Many economists said yesterday that they expect Fed policymakers to leave rates unchanged at their next meeting, Dec. 11.

The move came a few hours after the Commerce Department reported that the economy grew faster than expected in the third quarter, with gross domestic product (GDP) climbing at a 3.9 percent annual pace. For most of the three months that ended Sept. 30, the impact of the late summer crisis in housing and credit markets had not had time to affect financial decisions.

The increase in GDP, a broad measure of the value of goods and services produced within U.S. borders, was driven by a 16.2 percent rise in exports and 3 percent gains in consumer spending. Those were enough to make up for a steep, 20.1 percent drop in investment in housing.

The big question ahead -- and a major worry that led the Fed to cut rates -- is whether consumers will keep spending money readily as the housing market gets worse.

"Housing has been going down dramatically, but the rest of the economy has been holding up remarkably well," said Nigel Gault, a U.S. economist with consulting firm Global Insight. "The worry is that while things have been very good, we haven't yet seen what the fallout is going to be from the dramatic tightening in financial conditions."

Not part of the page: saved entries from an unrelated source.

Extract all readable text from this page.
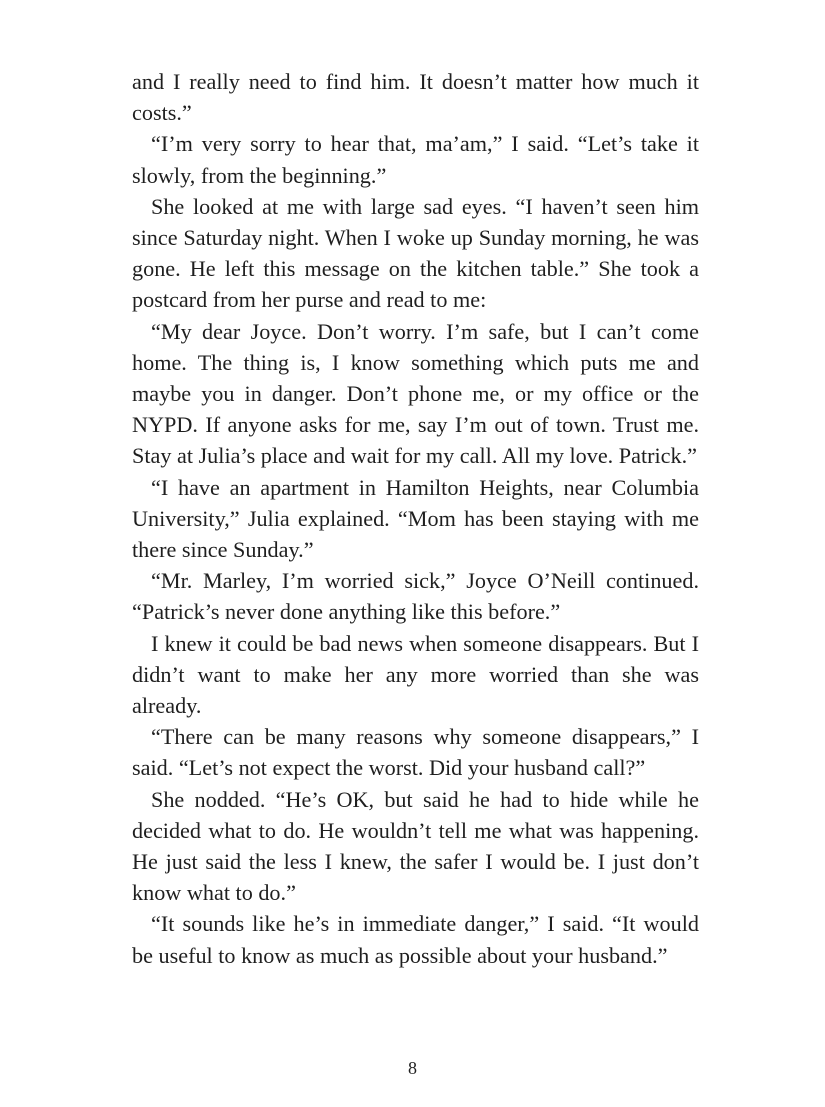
and I really need to find him. It doesn’t matter how much it costs.”

“I’m very sorry to hear that, ma’am,” I said. “Let’s take it slowly, from the beginning.”

She looked at me with large sad eyes. “I haven’t seen him since Saturday night. When I woke up Sunday morning, he was gone. He left this message on the kitchen table.” She took a postcard from her purse and read to me:

“My dear Joyce. Don’t worry. I’m safe, but I can’t come home. The thing is, I know something which puts me and maybe you in danger. Don’t phone me, or my office or the NYPD. If anyone asks for me, say I’m out of town. Trust me. Stay at Julia’s place and wait for my call. All my love. Patrick.”

“I have an apartment in Hamilton Heights, near Columbia University,” Julia explained. “Mom has been staying with me there since Sunday.”

“Mr. Marley, I’m worried sick,” Joyce O’Neill continued. “Patrick’s never done anything like this before.”

I knew it could be bad news when someone disappears. But I didn’t want to make her any more worried than she was already.

“There can be many reasons why someone disappears,” I said. “Let’s not expect the worst. Did your husband call?”

She nodded. “He’s OK, but said he had to hide while he decided what to do. He wouldn’t tell me what was happening. He just said the less I knew, the safer I would be. I just don’t know what to do.”

“It sounds like he’s in immediate danger,” I said. “It would be useful to know as much as possible about your husband.”

8
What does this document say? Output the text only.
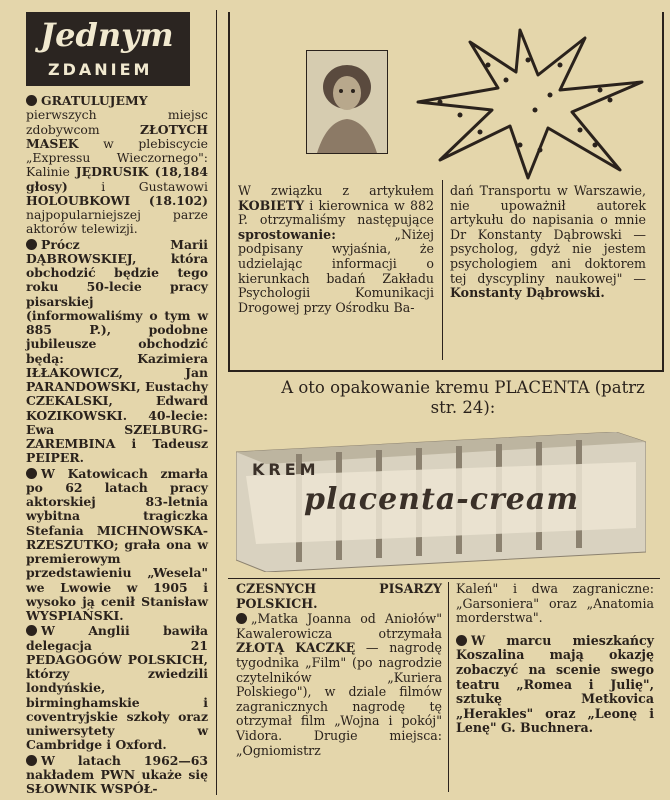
Jednym
ZDANIEM

GRATULUJEMY pierwszych miejsc zdobywcom ZŁOTYCH MASEK w plebiscycie „Expressu Wieczornego": Kalinie JĘDRUSIK (18,184 głosy) i Gustawowi HOLOUBKOWI (18.102) najpopularniejszej parze aktorów telewizji.

Prócz Marii DĄBROWSKIEJ, która obchodzić będzie tego roku 50-lecie pracy pisarskiej (informowaliśmy o tym w 885 P.), podobne jubileusze obchodzić będą: Kazimiera IŁŁAKOWICZ, Jan PARANDOWSKI, Eustachy CZEKALSKI, Edward KOZIKOWSKI. 40-lecie: Ewa SZELBURG-ZAREMBINA i Tadeusz PEIPER.

W Katowicach zmarła po 62 latach pracy aktorskiej 83-letnia wybitna tragiczka Stefania MICHNOWSKA-RZESZUTKO; grała ona w premierowym przedstawieniu „Wesela" we Lwowie w 1905 i wysoko ją cenił Stanisław WYSPIAŃSKI.

W Anglii bawiła delegacja 21 PEDAGOGÓW POLSKICH, którzy zwiedzili londyńskie, birminghamskie i coventryjskie szkoły oraz uniwersytety w Cambridge i Oxford.

W latach 1962—63 nakładem PWN ukaże się SŁOWNIK WSPÓŁ-

W związku z artykułem KOBIETY i kierownica w 882 P. otrzymaliśmy następujące sprostowanie: „Niżej podpisany wyjaśnia, że udzielając informacji o kierunkach badań Zakładu Psychologii Komunikacji Drogowej przy Ośrodku Ba-
dań Transportu w Warszawie, nie upoważnił autorek artykułu do napisania o mnie Dr Konstanty Dąbrowski — psycholog, gdyż nie jestem psychologiem ani doktorem tej dyscypliny naukowej" — Konstanty Dąbrowski.
A oto opakowanie kremu PLACENTA (patrz str. 24):
KREM
placenta-cream

CZESNYCH PISARZY POLSKICH.

„Matka Joanna od Aniołów" Kawalerowicza otrzymała ZŁOTĄ KACZKĘ — nagrodę tygodnika „Film" (po nagrodzie czytelników „Kuriera Polskiego"), w dziale filmów zagranicznych nagrodę tę otrzymał film „Wojna i pokój" Vidora. Drugie miejsca: „Ogniomistrz

Kaleń" i dwa zagraniczne: „Garsoniera" oraz „Anatomia morderstwa".

W marcu mieszkańcy Koszalina mają okazję zobaczyć na scenie swego teatru „Romea i Julię", sztukę Metkovica „Herakles" oraz „Leonę i Lenę" G. Buchnera.
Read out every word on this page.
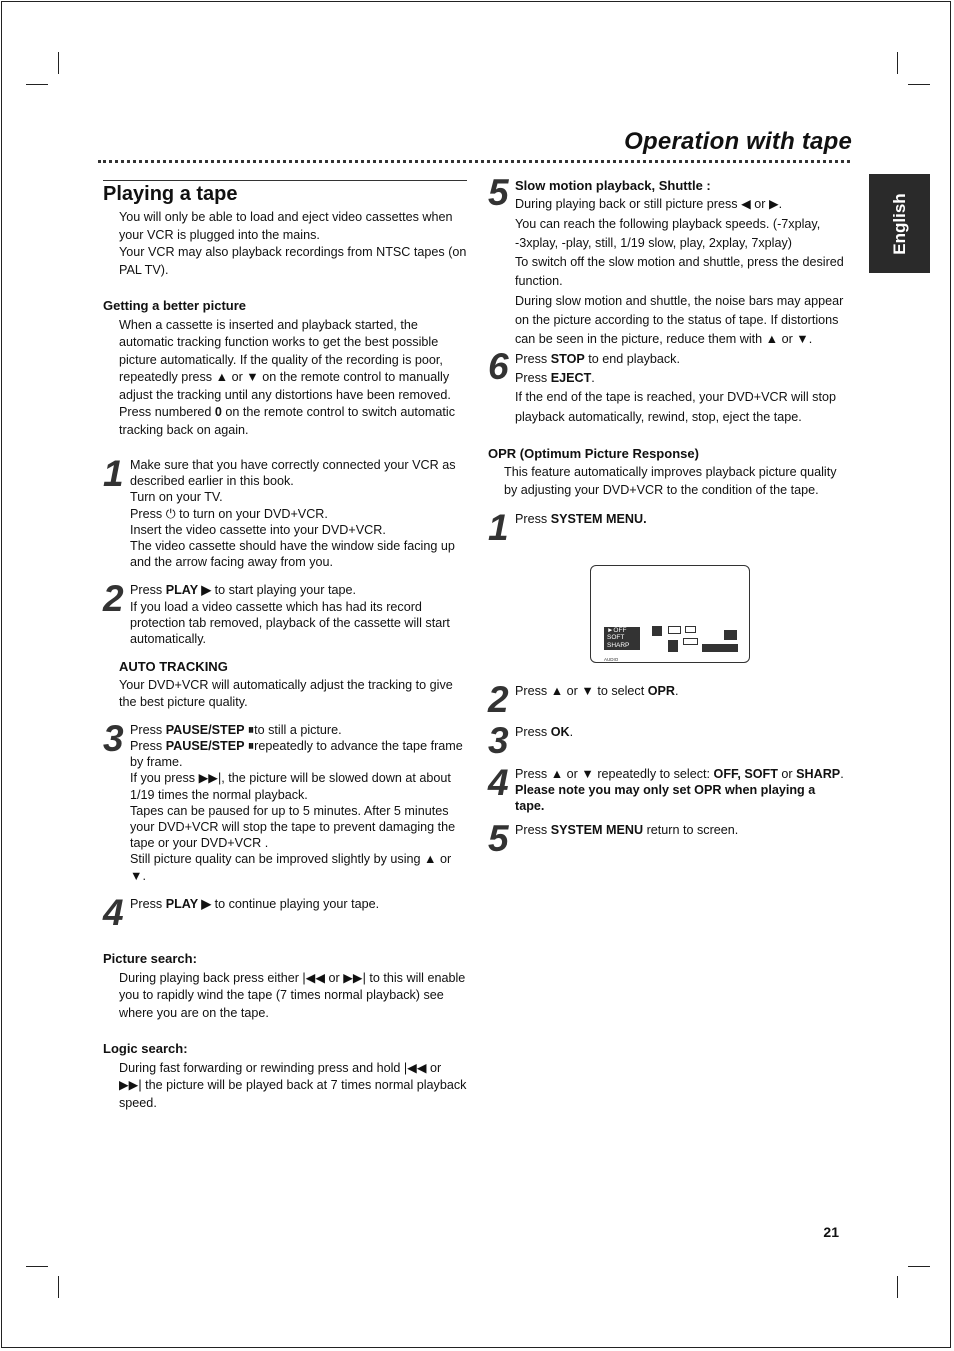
Operation with tape
English
Playing a tape

You will only be able to load and eject video cassettes when your VCR is plugged into the mains.

Your VCR may also playback recordings from NTSC tapes (on PAL TV).

Getting a better picture

When a cassette is inserted and playback started, the automatic tracking function works to get the best possible picture automatically. If the quality of the recording is poor, repeatedly press ▲ or ▼ on the remote control to manually adjust the tracking until any distortions have been removed.

Press numbered 0 on the remote control to switch automatic tracking back on again.

1 Make sure that you have correctly connected your VCR as described earlier in this book.

Turn on your TV.

Press ⏻ to turn on your DVD+VCR.

Insert the video cassette into your DVD+VCR.

The video cassette should have the window side facing up and the arrow facing away from you.

2 Press PLAY ▶ to start playing your tape.

If you load a video cassette which has had its record protection tab removed, playback of the cassette will start automatically.

AUTO TRACKING

Your DVD+VCR will automatically adjust the tracking to give the best picture quality.

3 Press PAUSE/STEP ⏸to still a picture.

Press PAUSE/STEP ⏸repeatedly to advance the tape frame by frame.

If you press ▶▶|, the picture will be slowed down at about 1/19 times the normal playback.

Tapes can be paused for up to 5 minutes. After 5 minutes your DVD+VCR will stop the tape to prevent damaging the tape or your DVD+VCR .

Still picture quality can be improved slightly by using ▲ or ▼.

4 Press PLAY ▶ to continue playing your tape.

Picture search:

During playing back press either |◀◀ or ▶▶| to this will enable you to rapidly wind the tape (7 times normal playback) see where you are on the tape.

Logic search:

During fast forwarding or rewinding press and hold |◀◀ or ▶▶| the picture will be played back at 7 times normal playback speed.

5 Slow motion playback, Shuttle :

During playing back or still picture press ◀ or ▶.

You can reach the following playback speeds. (-7xplay, -3xplay, -play, still, 1/19 slow, play, 2xplay, 7xplay)

To switch off the slow motion and shuttle, press the desired function.

During slow motion and shuttle, the noise bars may appear on the picture according to the status of tape. If distortions can be seen in the picture, reduce them with ▲ or ▼.

6 Press STOP to end playback.

Press EJECT.

If the end of the tape is reached, your DVD+VCR will stop playback automatically, rewind, stop, eject the tape.

OPR (Optimum Picture Response)

This feature automatically improves playback picture quality by adjusting your DVD+VCR to the condition of the tape.

1 Press SYSTEM MENU.

►OFF
SOFT
SHARP
AUDIO
2 Press ▲ or ▼ to select OPR.

3 Press OK.

4 Press ▲ or ▼ repeatedly to select: OFF, SOFT or SHARP.

Please note you may only set OPR when playing a tape.

5 Press SYSTEM MENU return to screen.

21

Unlike the unanimity displayed at recent Fed meetings, yesterday there was dissent. Thomas M. Hoenig, president of the Federal Reserve Bank of Kansas City, voted to leave the federal funds rate unchanged, alone among the committee's 10 voting members. The statement, as is custom, did not elaborate on Hoenig's rationale.

Investors will be looking for more evidence the economy is weathering recent turmoil, which began in the market for low-credit quality mortgage loans and has spread broadly, when the Labor Department reports on October labor market conditions tomorrow.

In a preview of that release, payroll processing firm ADP said that overall national private payrolls appear to have risen by a healthy 106,000 jobs last month.